Non può non concludersi che anche per questa ipotesi sarà necessario riavviare un nuovo procedimento garantendo a tutti i soci una corretta informativa pre-assembleare.
(Segue) La deliberazione di riduzione del capitale sociale ex art. 2445 c.c.
Quanto, infine, alla riduzione del capitale volontaria ex art. 2445 c.c., le problematiche rilevate nella speculare ipotesi di deliberazione assunta prima dell'approvazione del progetto possono, ad avviso di chi scrive, riproporsi quasi integralmente.
Vale infatti tutto quanto detto in relazione sia alla posizione dei creditori sociali sia alla posizione dei soci, alla luce del portato dell'art. 2502, comma 2 c.c., sia all'effetto preclusivo alla prosecuzione dell'iter procedimentale se alla riduzione del capitale ex art. 2445 c.c., si procede mediante liberazione dei soci stesso dall'obbligo dei versamenti ancora dovuti o con rimborso ad essi del capitale.
Ancora una volta, invece, si deve ritenere possibile che alla riduzione ex art. 2445 c.c. si proceda appostando a riserva la porzione di capitale ridotta, non procedendo quindi al decremento del patrimonio della società che riduce il suo capitale, ma rendendo l'operazione meramente nominale. In tale ipotesi potrebbe poi farsi il medesimo discorso proposto nel caso di aumento del capitale gratuito; infatti procedendo all'adeguamento aritmetico del rapporto di cambio, se il capitale post-fusione risulterà modificato rispetto all'ammontare determinato del progetto, la delibera da parte delle altre società partecipanti di assenso alla modifica sarà dovuta concretandosi anche una modifica del progetto, se viceversa il capitale post-fusione risultasse inalterato (peraltro ipotesi plausibile ritenendo che sia stato fissato a cifra uguale o superiore al capitale della società incorporante) nessuna modifica sarà apportata al progetto di fusione e della delibera di assenso delle società partecipanti si potrebbe fare a meno.

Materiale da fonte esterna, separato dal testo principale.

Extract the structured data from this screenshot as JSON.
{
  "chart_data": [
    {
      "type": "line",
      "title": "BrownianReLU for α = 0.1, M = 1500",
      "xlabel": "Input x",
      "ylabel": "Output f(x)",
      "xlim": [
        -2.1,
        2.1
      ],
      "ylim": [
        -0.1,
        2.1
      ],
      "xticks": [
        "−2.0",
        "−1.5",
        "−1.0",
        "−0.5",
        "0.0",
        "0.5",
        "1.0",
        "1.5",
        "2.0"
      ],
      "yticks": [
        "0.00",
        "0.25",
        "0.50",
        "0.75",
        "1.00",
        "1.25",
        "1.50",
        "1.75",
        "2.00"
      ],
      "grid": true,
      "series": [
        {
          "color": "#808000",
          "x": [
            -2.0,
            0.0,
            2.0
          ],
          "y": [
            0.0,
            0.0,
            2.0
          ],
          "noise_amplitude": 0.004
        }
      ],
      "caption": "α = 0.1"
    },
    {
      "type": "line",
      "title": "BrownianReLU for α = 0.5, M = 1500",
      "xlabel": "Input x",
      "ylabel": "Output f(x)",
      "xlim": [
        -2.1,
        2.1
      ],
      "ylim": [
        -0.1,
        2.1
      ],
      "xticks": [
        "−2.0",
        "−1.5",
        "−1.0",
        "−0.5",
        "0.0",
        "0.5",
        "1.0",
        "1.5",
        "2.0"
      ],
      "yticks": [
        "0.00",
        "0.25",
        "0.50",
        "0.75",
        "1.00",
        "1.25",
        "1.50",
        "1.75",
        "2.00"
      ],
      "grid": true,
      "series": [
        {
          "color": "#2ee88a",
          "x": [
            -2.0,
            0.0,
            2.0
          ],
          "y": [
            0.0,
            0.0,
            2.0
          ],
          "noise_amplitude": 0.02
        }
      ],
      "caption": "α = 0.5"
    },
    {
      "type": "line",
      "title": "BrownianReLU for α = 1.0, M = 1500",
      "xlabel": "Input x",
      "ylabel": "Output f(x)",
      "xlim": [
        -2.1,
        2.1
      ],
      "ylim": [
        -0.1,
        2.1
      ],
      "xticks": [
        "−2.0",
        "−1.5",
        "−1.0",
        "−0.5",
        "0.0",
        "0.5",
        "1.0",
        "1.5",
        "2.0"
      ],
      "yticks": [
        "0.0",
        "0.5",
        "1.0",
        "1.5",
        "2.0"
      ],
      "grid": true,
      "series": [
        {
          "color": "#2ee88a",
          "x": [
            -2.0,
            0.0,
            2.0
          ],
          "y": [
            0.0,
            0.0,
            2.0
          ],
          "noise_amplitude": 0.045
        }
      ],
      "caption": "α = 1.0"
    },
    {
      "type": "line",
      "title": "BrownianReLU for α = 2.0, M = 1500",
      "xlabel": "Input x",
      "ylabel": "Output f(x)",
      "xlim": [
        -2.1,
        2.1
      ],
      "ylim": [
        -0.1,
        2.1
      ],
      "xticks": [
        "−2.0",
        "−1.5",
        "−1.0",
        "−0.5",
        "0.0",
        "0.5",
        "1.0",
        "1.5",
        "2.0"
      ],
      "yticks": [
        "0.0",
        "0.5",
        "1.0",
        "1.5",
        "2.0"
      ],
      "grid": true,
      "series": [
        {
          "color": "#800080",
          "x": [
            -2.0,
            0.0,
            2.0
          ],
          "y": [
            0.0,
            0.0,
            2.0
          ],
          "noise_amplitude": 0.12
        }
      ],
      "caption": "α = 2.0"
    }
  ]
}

Come sopra detto, infatti, le altre società partecipanti in assenza di modifica del progetto o dello statuto post-fusione (l'unico elemento di novità sarebbe rappresentato dall'adeguamento del rapporto di cambio) al momento in cui sarà efficace la fusione non si registrerà nessuna modifica rispetto al programma originariamente stabilito.